No, if you truly believe there ought to be only one church then you ought to drive straight and hard for the very center of truth, without fail. There should be no tolerance for evil and corruption within. Didn't Jesus say it were better that a millstone were tied to the neck and cast into the sea rather than causing one child to stumble? The millstone is poetic license to convey the gravity of the offense. The RCC has taken the position that it is better for entire generations to stumble while they deliberate for centuries.
In the world of modern politics we call that "spin." Coming four centuries late does not mystically make the decision "more success[ful]."
How many more hundreds of millions would have been in the scope of effect had the RCC adopted the vernacular in the sixteenth century? How many hundreds of millions above that had they not wandered into that error in the first place? To pretend otherwise is fiction.
How many more hundreds of millions would have been in the scope of effect had the RCC adopted the vernacular in the sixteenth century? How many hundreds of millions above that had they not wandered into that error in the first place? To pretend otherwise is fiction.

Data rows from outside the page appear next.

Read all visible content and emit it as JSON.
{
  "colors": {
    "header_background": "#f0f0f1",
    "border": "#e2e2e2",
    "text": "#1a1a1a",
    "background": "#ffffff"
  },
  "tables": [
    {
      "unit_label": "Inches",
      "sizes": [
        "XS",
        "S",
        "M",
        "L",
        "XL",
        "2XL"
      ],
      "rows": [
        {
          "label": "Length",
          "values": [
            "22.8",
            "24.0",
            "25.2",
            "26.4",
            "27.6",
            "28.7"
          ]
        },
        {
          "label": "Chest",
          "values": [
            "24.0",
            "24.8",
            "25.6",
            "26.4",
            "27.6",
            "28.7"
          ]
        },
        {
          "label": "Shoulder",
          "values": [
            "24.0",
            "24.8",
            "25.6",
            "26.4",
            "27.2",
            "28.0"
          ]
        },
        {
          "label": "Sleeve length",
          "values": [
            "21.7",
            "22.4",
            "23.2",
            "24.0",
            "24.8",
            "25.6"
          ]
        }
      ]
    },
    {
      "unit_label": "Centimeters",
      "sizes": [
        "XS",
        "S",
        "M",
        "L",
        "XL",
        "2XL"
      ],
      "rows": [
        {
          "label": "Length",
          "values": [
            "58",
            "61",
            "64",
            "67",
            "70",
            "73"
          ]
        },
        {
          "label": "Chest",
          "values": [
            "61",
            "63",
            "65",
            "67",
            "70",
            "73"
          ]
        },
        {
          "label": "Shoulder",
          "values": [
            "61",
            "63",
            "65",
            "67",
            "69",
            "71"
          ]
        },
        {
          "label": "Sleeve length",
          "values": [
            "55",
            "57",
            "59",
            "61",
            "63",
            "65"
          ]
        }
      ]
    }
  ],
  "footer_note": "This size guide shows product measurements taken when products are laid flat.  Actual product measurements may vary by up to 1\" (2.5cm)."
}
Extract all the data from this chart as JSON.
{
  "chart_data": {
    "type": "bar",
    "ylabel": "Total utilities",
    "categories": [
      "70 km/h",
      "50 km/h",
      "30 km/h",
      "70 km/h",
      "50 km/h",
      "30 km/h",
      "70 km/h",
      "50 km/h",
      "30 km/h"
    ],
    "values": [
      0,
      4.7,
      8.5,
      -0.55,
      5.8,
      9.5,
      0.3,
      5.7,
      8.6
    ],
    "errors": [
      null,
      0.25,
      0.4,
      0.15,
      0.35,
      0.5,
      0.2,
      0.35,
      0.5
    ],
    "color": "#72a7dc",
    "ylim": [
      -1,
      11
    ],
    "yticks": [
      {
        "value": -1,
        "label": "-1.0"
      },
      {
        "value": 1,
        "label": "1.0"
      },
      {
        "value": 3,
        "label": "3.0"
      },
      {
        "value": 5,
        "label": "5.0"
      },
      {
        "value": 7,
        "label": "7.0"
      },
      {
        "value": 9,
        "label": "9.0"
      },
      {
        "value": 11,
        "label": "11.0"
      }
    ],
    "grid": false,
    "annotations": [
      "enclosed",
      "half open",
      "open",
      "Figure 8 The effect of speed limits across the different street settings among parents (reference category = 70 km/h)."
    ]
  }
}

You are right that coming 4 centuries later does not make the design intrinsically more successful, however, many of the errors committed by Luther can be better understood and avoided. The very fact that the Catholic church has chosen to adopt the principle of saying mass in the vernacular is a substantial endorsement of Luther, and should be celebrated rather than spat upon for being 'too late'.
You have missed the point. The source of the corruption is in all of us, from the Pope to the lowest servant. The changes that introduced falsehoods had already happened centuries before Luther. Only change could bring the church back to the truth. Just because opinion has held over time does not mean that opinion is truth, only that the system has not changed and therefore remains in error.
Secondly, there have been changes instituted by Luther that have introduced falsehoods into the church that were not present there before. The first being salvation through faith alone and not through the grace of God. Another would be the concept that justification merely covers over our sins, it does not remove them.
No doctrine issued ex cathedra has ever been acknowledged as error. This is a greater perversion of truth than the errors themselves.